How is it that Scrapebox does not scrape all URLs in Google's index?

How is it that Scrapebox does not scrape all URLs in Google's index? - Printable Version

+- ScrapeBox Forum (https://www.scrapeboxforum.com)
+-- Forum: ScrapeBox Main Discussion (https://www.scrapeboxforum.com/Forum-scrapebox-main-discussion)
+--- Forum: General ScrapeBox Talk (https://www.scrapeboxforum.com/Forum-general-scrapebox-talk)
+--- Thread: How is it that Scrapebox does not scrape all URLs in Google's index? (/Thread-how-is-it-that-scrapebox-does-not-scrape-all-urls-in-google-s-index)

Pages: 1 2 3

How is it that Scrapebox does not scrape all URLs in Google's index? - theone - 04-27-2014

Not all URLs I see in Google's index are scraped by Scrapebox. Like this one:

http://www.freshhomebuilders.co.uk/interior/painting-and-decorating-in-london/painters-and-decorators-hampstead/

You will see it in Google's index but not in Scrapebox.
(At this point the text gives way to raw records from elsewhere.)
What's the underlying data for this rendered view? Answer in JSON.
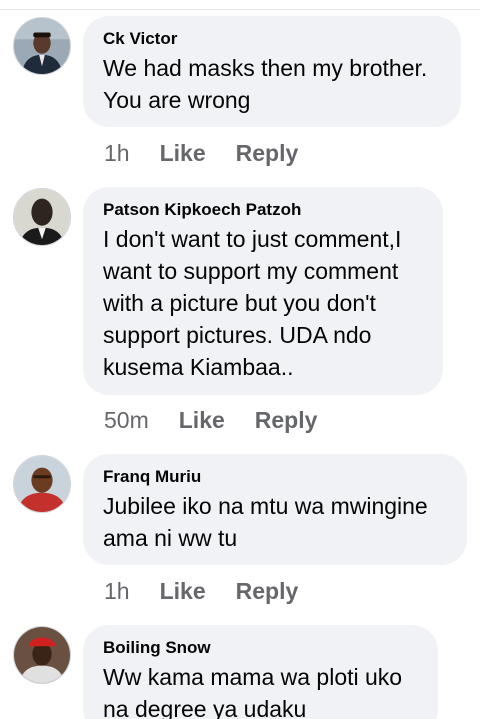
{
  "comments": [
    {
      "author": "Ck Victor",
      "text": "We had masks then my brother. You are wrong",
      "time": "1h",
      "like_label": "Like",
      "reply_label": "Reply",
      "avatar_colors": {
        "bg": "#9aa9b5",
        "face": "#5a3a2a",
        "clothes": "#1f2a3a"
      }
    },
    {
      "author": "Patson Kipkoech Patzoh",
      "text": "I don't want to just comment,I want to support my comment with a picture but you don't support pictures. UDA ndo kusema Kiambaa..",
      "time": "50m",
      "like_label": "Like",
      "reply_label": "Reply",
      "avatar_colors": {
        "bg": "#d8d8d0",
        "face": "#2e2520",
        "clothes": "#1a1a1a"
      }
    },
    {
      "author": "Franq Muriu",
      "text": "Jubilee iko na mtu wa mwingine ama ni ww tu",
      "time": "1h",
      "like_label": "Like",
      "reply_label": "Reply",
      "avatar_colors": {
        "bg": "#c9d3dc",
        "face": "#6b3b22",
        "clothes": "#c4302b"
      }
    },
    {
      "author": "Boiling Snow",
      "text": "Ww kama mama wa ploti uko na degree ya udaku",
      "avatar_colors": {
        "bg": "#6a5040",
        "face": "#3a2418",
        "clothes": "#d02020"
      }
    }
  ]
}
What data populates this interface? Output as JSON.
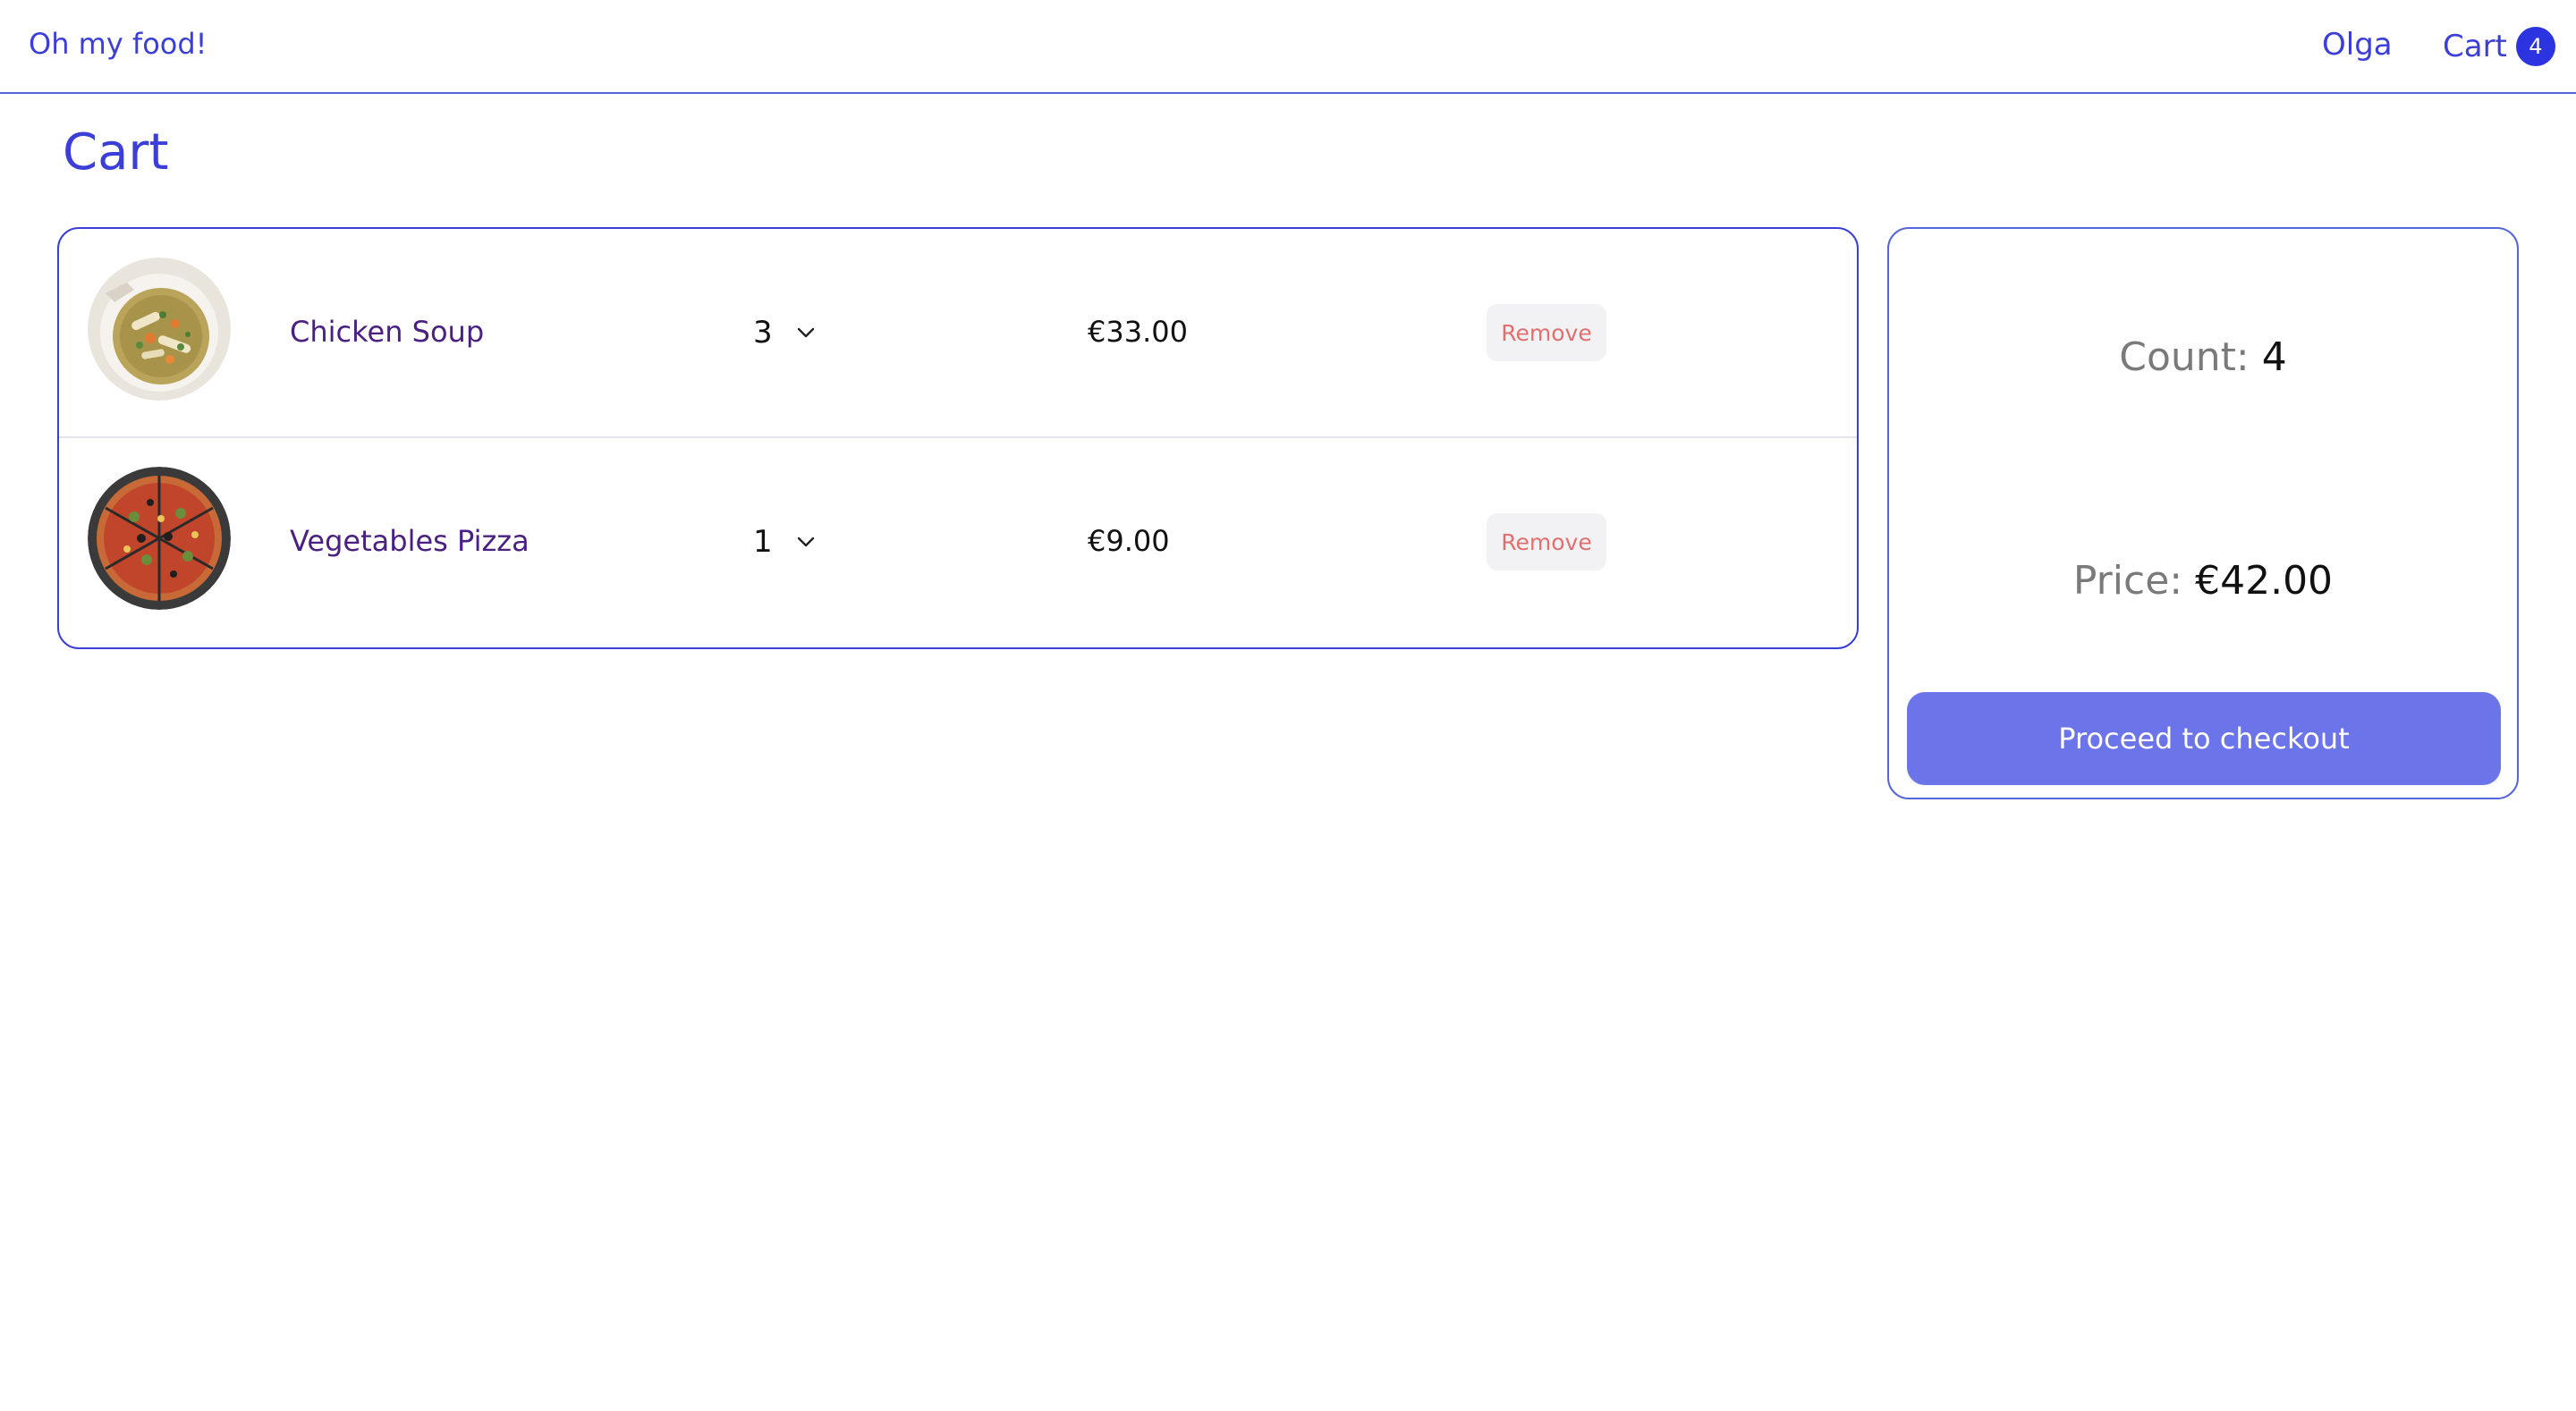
{
  "header": {
    "brand": "Oh my food!",
    "user": "Olga",
    "cart_label": "Cart",
    "cart_count": "4"
  },
  "page": {
    "title": "Cart"
  },
  "items": [
    {
      "name": "Chicken Soup",
      "quantity": "3",
      "price": "€33.00",
      "remove_label": "Remove",
      "image": "chicken-soup-photo"
    },
    {
      "name": "Vegetables Pizza",
      "quantity": "1",
      "price": "€9.00",
      "remove_label": "Remove",
      "image": "vegetables-pizza-photo"
    }
  ],
  "summary": {
    "count_label": "Count:",
    "count_value": "4",
    "price_label": "Price:",
    "price_value": "€42.00",
    "checkout_label": "Proceed to checkout"
  },
  "colors": {
    "accent": "#3b3fd8",
    "badge": "#2b34e0",
    "checkout": "#6b74e8",
    "remove_text": "#e07070",
    "item_name": "#4a2080"
  },
  "icons": {
    "quantity_dropdown": "chevron-down-icon"
  }
}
RE: How is it that Scrapebox does not scrape all URLs in Google's index? - loopline - 04-28-2014

(04-27-2014, 07:08 AM)theone Wrote: Not all URLs I see in Google's index are scraped by Scrapebox. Like this one:

http://www.freshhomebuilders.co.uk/interior/painting-and-decorating-in-london/painters-and-decorators-hampstead/

You will see it in Google's index but not in Scrapebox.

Scrapebox acts just like a browser, so scrapebox is scraping the urls that google gives back. If you don't "see it in scrapebox" then google isn't giving it back.

This could be because google gives back all manor of different results sets based on IP or it could be other things.

But if you can provide more detail we can help you more specifically.

What footprint/keyword are you using to see the result in google in a browser but not in scrapebox?

Which harvester in scrapebox are you using, custom, single or multi?

RE: How is it that Scrapebox does not scrape all URLs in Google's index? - paki250 - 05-09-2014

It does not work in google. You should to search it in Yahoo search engine.

RE: How is it that Scrapebox does not scrape all URLs in Google's index? - weechoochter - 04-10-2015

Hi. I really need to scrape the top 10 URLs in google but the results ar very inconsistent.
http://i.imgur.com/skUitHF.jpg
Somtimes keyword will deliver only similar results to google but that'S ok as different ip or whatever. Other times I'll just get a list of YouTube videos or URI of a domain connected to that keyword.
I am using multi-threaded harvester.
I would really appreciate any help on this. Thanks

RE: How is it that Scrapebox does not scrape all URLs in Google's index? - loopline - 04-10-2015

Well if you look at the term Scrapebox in google in a browser, it probably has a 6 pack or something similar, so Scrapebox is seeing all those results as the first 10. Technically thats correct, so its a matter of what you want vs what is technically correct. You could filter out those domains for example by removing duplicate domains.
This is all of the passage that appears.